This I Believe

Stephanie - Manitowoc, Wisconsin
Entered on March 27, 2007
Age Group: 30 - 50

I make lists. Lots of them. I could even go so far as to say that I may need to join a support group. You can check my pocket right now, I can almost guarantee that you will find a neatly folded list there.

Some of my lists are downright mundane- bills, budgets, groceries, and the ever-present to-do-list. Others are more existential-college courses plotted out years in advance and a “things-to-do-before-I-die” list that is under constant revision. I even made a “pros and cons” list when my husband proposed (thank goodness the pros side was longer). But no matter how important or how insignificant they may seem, all of these lists are made with the same amount of thought and gravity.

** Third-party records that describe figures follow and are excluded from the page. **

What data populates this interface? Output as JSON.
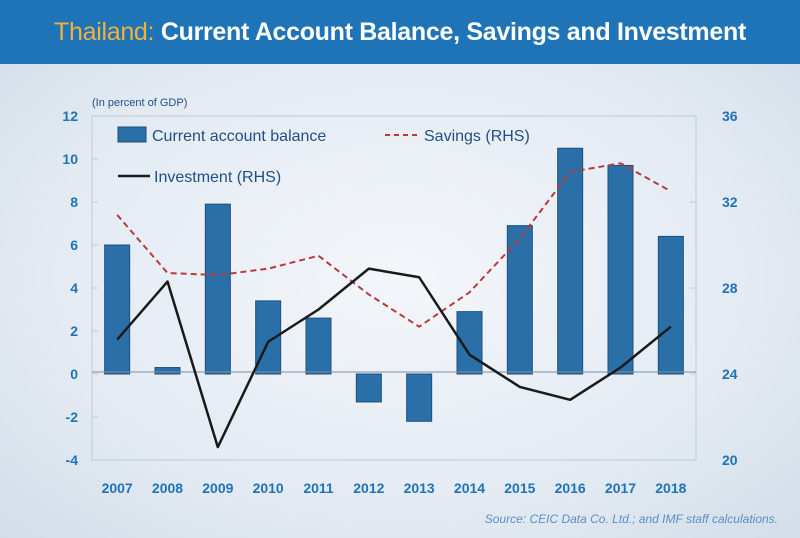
{
  "header": {
    "country": "Thailand:",
    "title": "Current Account Balance, Savings and Investment"
  },
  "source": "Source: CEIC Data Co. Ltd.; and IMF staff calculations.",
  "chart_data": {
    "type": "bar",
    "subtitle": "(In percent of GDP)",
    "categories": [
      "2007",
      "2008",
      "2009",
      "2010",
      "2011",
      "2012",
      "2013",
      "2014",
      "2015",
      "2016",
      "2017",
      "2018"
    ],
    "series": [
      {
        "name": "Current account balance",
        "axis": "left",
        "kind": "bar",
        "values": [
          6.0,
          0.3,
          7.9,
          3.4,
          2.6,
          -1.3,
          -2.2,
          2.9,
          6.9,
          10.5,
          9.7,
          6.4
        ],
        "color": "#2a6fa8"
      },
      {
        "name": "Savings (RHS)",
        "axis": "right",
        "kind": "line",
        "dash": true,
        "values": [
          31.4,
          28.7,
          28.6,
          28.9,
          29.5,
          27.7,
          26.2,
          27.8,
          30.3,
          33.4,
          33.8,
          32.5
        ],
        "color": "#b83a3a"
      },
      {
        "name": "Investment (RHS)",
        "axis": "right",
        "kind": "line",
        "dash": false,
        "values": [
          25.6,
          28.3,
          20.6,
          25.5,
          27.0,
          28.9,
          28.5,
          24.9,
          23.4,
          22.8,
          24.3,
          26.2
        ],
        "color": "#1a1a1a"
      }
    ],
    "ylim_left": [
      -4,
      12
    ],
    "yticks_left": [
      "12",
      "10",
      "8",
      "6",
      "4",
      "2",
      "0",
      "-2",
      "-4"
    ],
    "ylim_right": [
      20,
      36
    ],
    "yticks_right": [
      "36",
      "32",
      "28",
      "24",
      "20"
    ],
    "legend_placement": "top",
    "grid": false,
    "axis_color": "#1f73b7"
  }
}
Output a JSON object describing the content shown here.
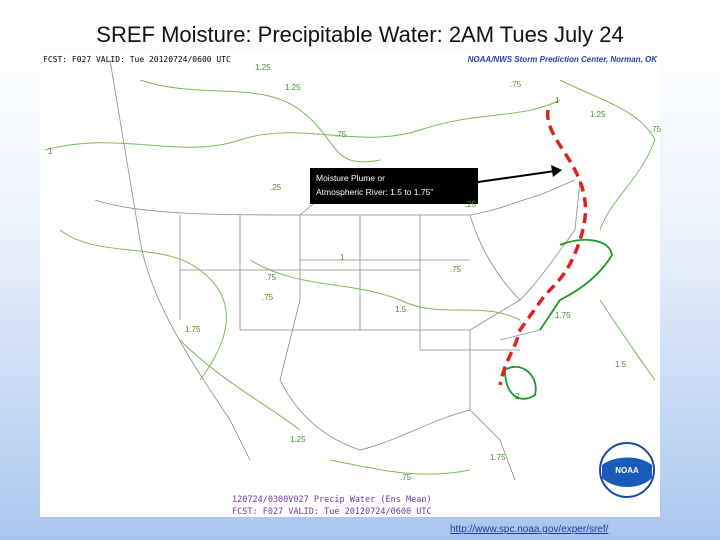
{
  "title": "SREF Moisture: Precipitable Water: 2AM Tues July 24",
  "annotation": [
    "Moisture Plume or",
    "Atmospheric River: 1.5 to 1.75”"
  ],
  "map": {
    "valid": "FCST: F027 VALID: Tue 20120724/0600 UTC",
    "source": "NOAA/NWS Storm Prediction Center, Norman, OK",
    "footer": [
      "120724/0300V027 Precip Water (Ens Mean)",
      "FCST: F027 VALID: Tue 20120724/0600 UTC"
    ],
    "logo": "NOAA",
    "contour_labels": [
      "1.25",
      "1.25",
      ".75",
      "1",
      "1.25",
      ".75",
      ".75",
      "1",
      ".25",
      ".25",
      "1",
      ".75",
      ".75",
      ".75",
      "1.5",
      "1.75",
      "1.75",
      "1.5",
      "2",
      "1.75",
      ".75",
      "1.25"
    ]
  },
  "url": "http://www.spc.noaa.gov/exper/sref/"
}
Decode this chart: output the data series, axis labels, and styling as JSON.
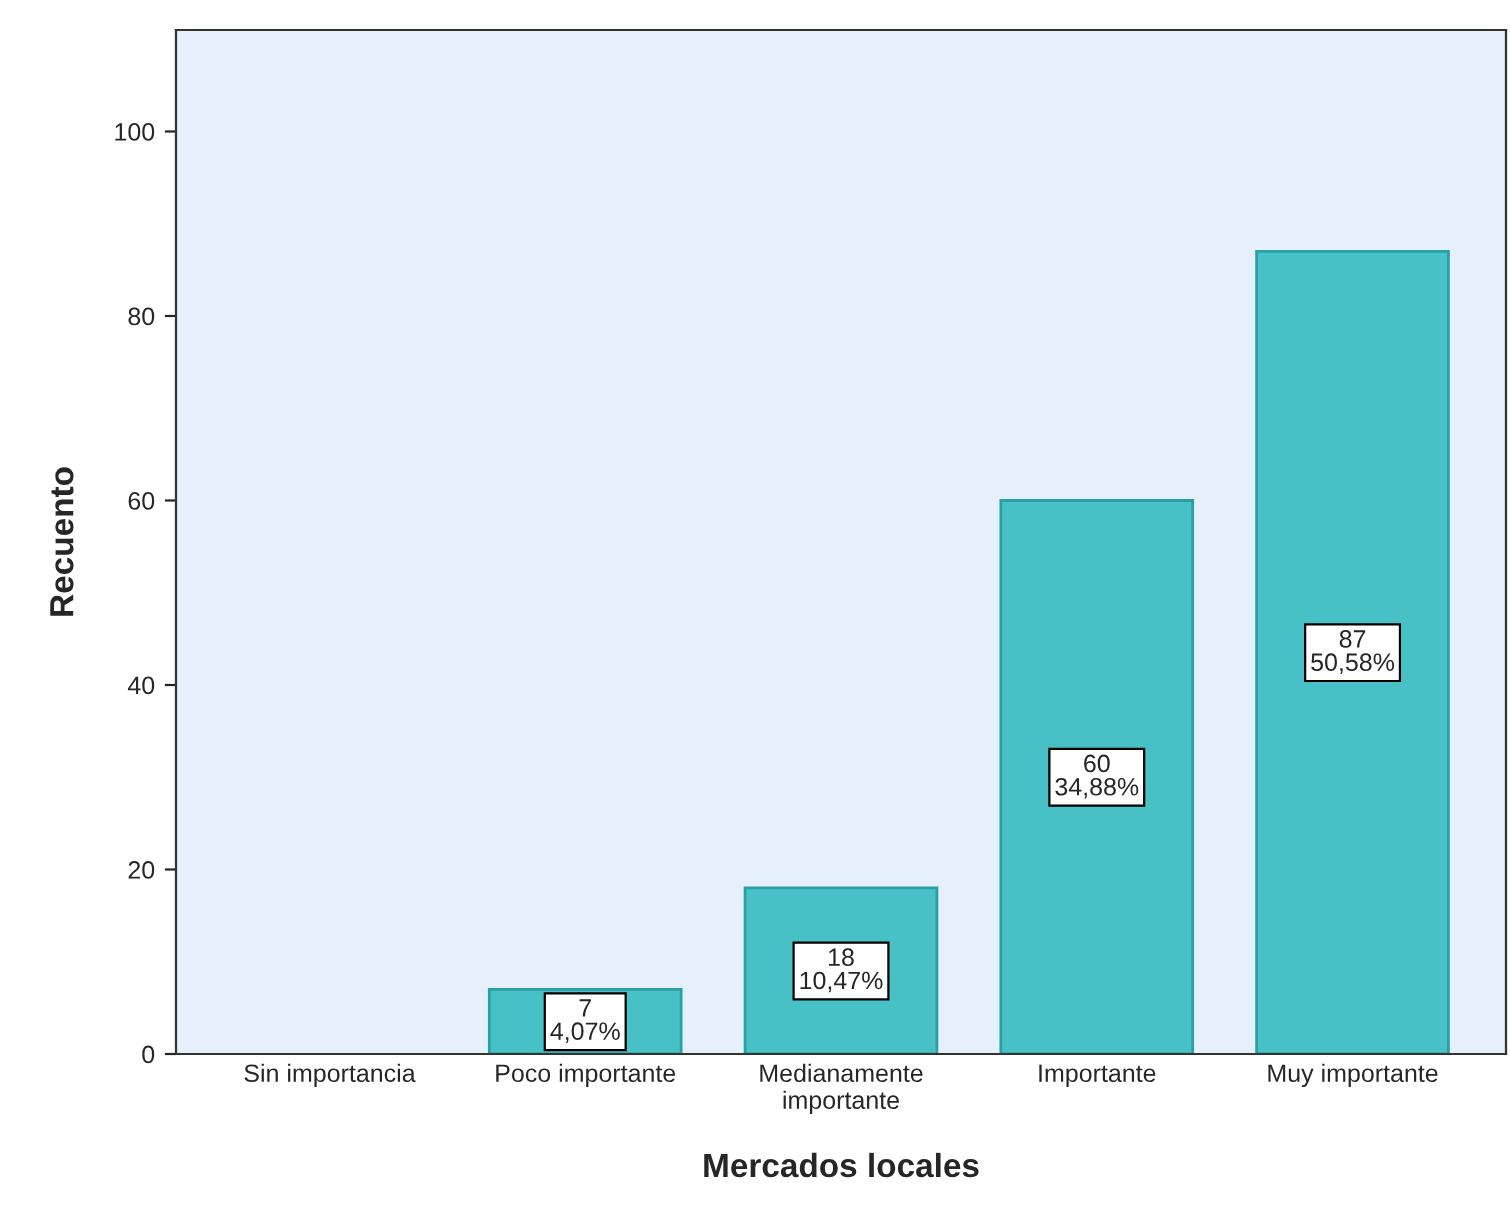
{
  "chart_data": {
    "type": "bar",
    "xlabel": "Mercados locales",
    "ylabel": "Recuento",
    "categories": [
      "Sin importancia",
      "Poco importante",
      "Medianamente\nimportante",
      "Importante",
      "Muy importante"
    ],
    "values": [
      0,
      7,
      18,
      60,
      87
    ],
    "value_labels": [
      null,
      "7\n4,07%",
      "18\n10,47%",
      "60\n34,88%",
      "87\n50,58%"
    ],
    "color": "#48c1c6",
    "ylim": [
      0,
      111
    ],
    "yticks": [
      0,
      20,
      40,
      60,
      80,
      100
    ],
    "grid": false
  }
}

Most people would say that I am wasting my time and possibly that I am more than just a little bit of a control-freak. But to be honest, if I never complete these lists that would be perfectly fine with me. They are simply signposts marking out a path.

I make lists because I believe that making lists is a life-affirming process. Each list made is a way of plotting and planning my future; of reassuring myself that I am making headway toward my goals and of keeping my options open in case my plans go awry. They lend reality to my dreams and help me visualize the path I plan to take in order to reach those dreams.

Because of these lists, I can feel the reins to my life resting lightly in my hands and I know that I am in charge of my future. They give me the confidence that I can lead myself forward at my own pace and in whatever direction I want to go.

These lists are not simply accomplishments or items to be checked off as they are completed. But rather they are items to be contemplated and improved upon as needed. From the lowly loaf of bread on my grocery list to the myriad of options I can choose from off of my “things-to-do-before-I-die” list, each choice not only says who I am and what is important to me now, but also states who I plan to become in the future.

And so, as I visualize myself standing in a small backroom at the local YMCA saying, “Hi, my name is Stephanie and I am a list-maker“, I cannot keep a note of pride from my voice in this little vision of mine. Because I know two things, one is that I will not be alone in that room-there will be others sitting there in little grey folding chairs nodding knowingly and murmuring their understanding. The second thing I know is that there is going to be at least one list in my pocket.